Within the next couple of years, CRM deployments that do not already have them will add analytics modules, and nearly all CRM applications will be tailored to specific vertical industries. These predictions are part of a group of overall trends identified by Elizabeth Roche of Meta Group.
The changes will apply to both best-of-breed CRM applications and the CRM modules offered by larger suite vendors, according to Meta. By 2008, the makers of CRM software will have completed the process of separating their specialized business processes from infrastructure , and will be able to make them available in composite applications, Roche says.
Majority Rules in Analytics
Somewhere between 50 percent and 60 percent of commercial CRM applications currently are marketed without analytics functionality, said Roche. Soon, that will cease to be the case, as vendors add analytics to the list of basic functions they provide to buyers of their standard CRM applications.

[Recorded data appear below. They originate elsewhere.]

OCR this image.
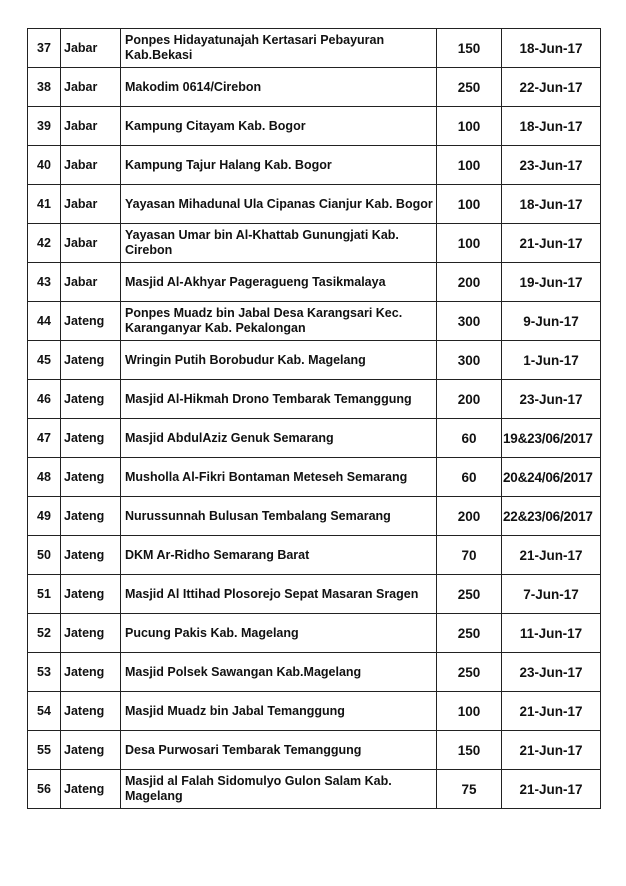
37	Jabar	Ponpes Hidayatunajah Kertasari Pebayuran Kab.Bekasi	150	18-Jun-17
38	Jabar	Makodim 0614/Cirebon	250	22-Jun-17
39	Jabar	Kampung Citayam Kab. Bogor	100	18-Jun-17
40	Jabar	Kampung Tajur Halang Kab. Bogor	100	23-Jun-17
41	Jabar	Yayasan Mihadunal Ula Cipanas Cianjur Kab. Bogor	100	18-Jun-17
42	Jabar	Yayasan Umar bin Al-Khattab Gunungjati Kab. Cirebon	100	21-Jun-17
43	Jabar	Masjid Al-Akhyar Pageragueng Tasikmalaya	200	19-Jun-17
44	Jateng	Ponpes Muadz bin Jabal Desa Karangsari Kec. Karanganyar Kab. Pekalongan	300	9-Jun-17
45	Jateng	Wringin Putih Borobudur Kab. Magelang	300	1-Jun-17
46	Jateng	Masjid Al-Hikmah Drono Tembarak Temanggung	200	23-Jun-17
47	Jateng	Masjid AbdulAziz Genuk Semarang	60	19&23/06/2017
48	Jateng	Musholla Al-Fikri Bontaman Meteseh Semarang	60	20&24/06/2017
49	Jateng	Nurussunnah Bulusan Tembalang Semarang	200	22&23/06/2017
50	Jateng	DKM Ar-Ridho Semarang Barat	70	21-Jun-17
51	Jateng	Masjid Al Ittihad Plosorejo Sepat Masaran Sragen	250	7-Jun-17
52	Jateng	Pucung Pakis Kab. Magelang	250	11-Jun-17
53	Jateng	Masjid Polsek Sawangan Kab.Magelang	250	23-Jun-17
54	Jateng	Masjid Muadz bin Jabal Temanggung	100	21-Jun-17
55	Jateng	Desa Purwosari Tembarak Temanggung	150	21-Jun-17
56	Jateng	Masjid al Falah Sidomulyo Gulon Salam Kab. Magelang	75	21-Jun-17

Indeed, companies have spent the past several years going to great lengths to analyze the data they gather through newer CRM and supply-chain modules. For example, about 75 percent of Siebel customers pull data from applications provided by other vendors into their Siebel analytics tools, Duane Cologne, general manager of analytics applications for Siebel, said.

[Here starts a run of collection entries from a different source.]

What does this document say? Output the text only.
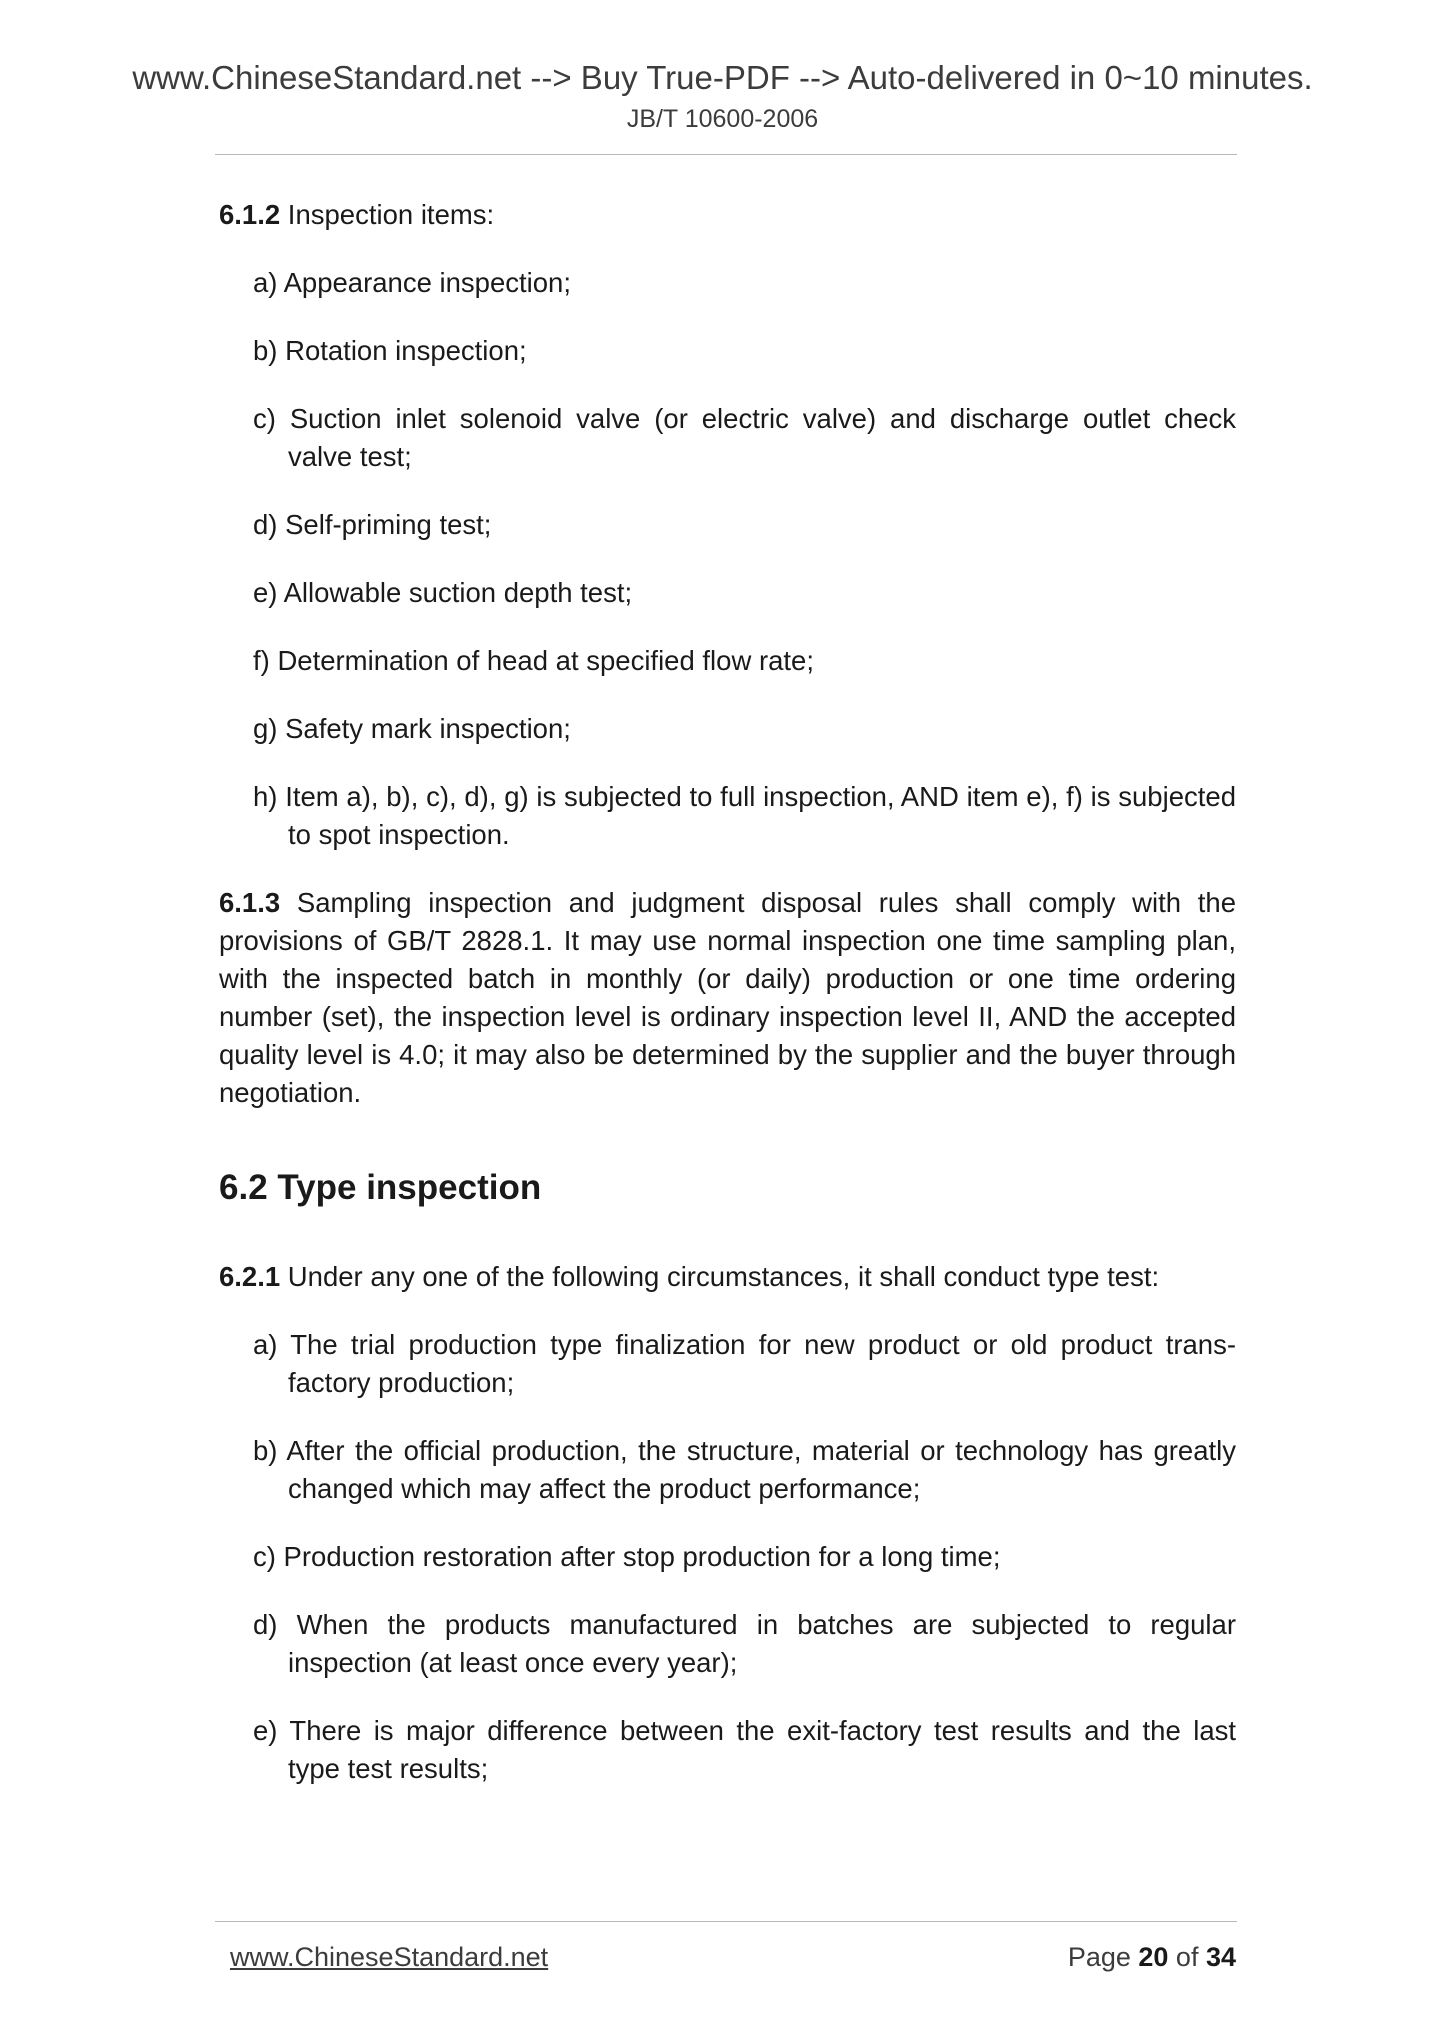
www.ChineseStandard.net --> Buy True-PDF --> Auto-delivered in 0~10 minutes.
JB/T 10600-2006

6.1.2 Inspection items:

a) Appearance inspection;
b) Rotation inspection;
c) Suction inlet solenoid valve (or electric valve) and discharge outlet check valve test;
d) Self-priming test;
e) Allowable suction depth test;
f) Determination of head at specified flow rate;
g) Safety mark inspection;
h) Item a), b), c), d), g) is subjected to full inspection, AND item e), f) is subjected to spot inspection.

6.1.3 Sampling inspection and judgment disposal rules shall comply with the provisions of GB/T 2828.1. It may use normal inspection one time sampling plan, with the inspected batch in monthly (or daily) production or one time ordering number (set), the inspection level is ordinary inspection level II, AND the accepted quality level is 4.0; it may also be determined by the supplier and the buyer through negotiation.

6.2 Type inspection

6.2.1 Under any one of the following circumstances, it shall conduct type test:

a) The trial production type finalization for new product or old product trans-factory production;
b) After the official production, the structure, material or technology has greatly changed which may affect the product performance;
c) Production restoration after stop production for a long time;
d) When the products manufactured in batches are subjected to regular inspection (at least once every year);
e) There is major difference between the exit-factory test results and the last type test results;
www.ChineseStandard.net	Page 20 of 34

Moving From Horizontal to Vertical
During this year and next, predicts Roche, the makers of ERP suites finally will reach the goal of having CRM modules that compare favorably with the functionality available from best-of-breed vendors. At that point, CRM applications will be judged by their technology breadth -- including the ability to fit into enterprise infrastructure -- and vertical depth.
After a few more years, the split between the makers of front-office software and back-office software will diminish substantially, Roche says. Instead, vendors will be differentiated by the end-to-end business processes they are able to offer, and those processes will be highly customized to respond to the needs of companies in particular vertical industries.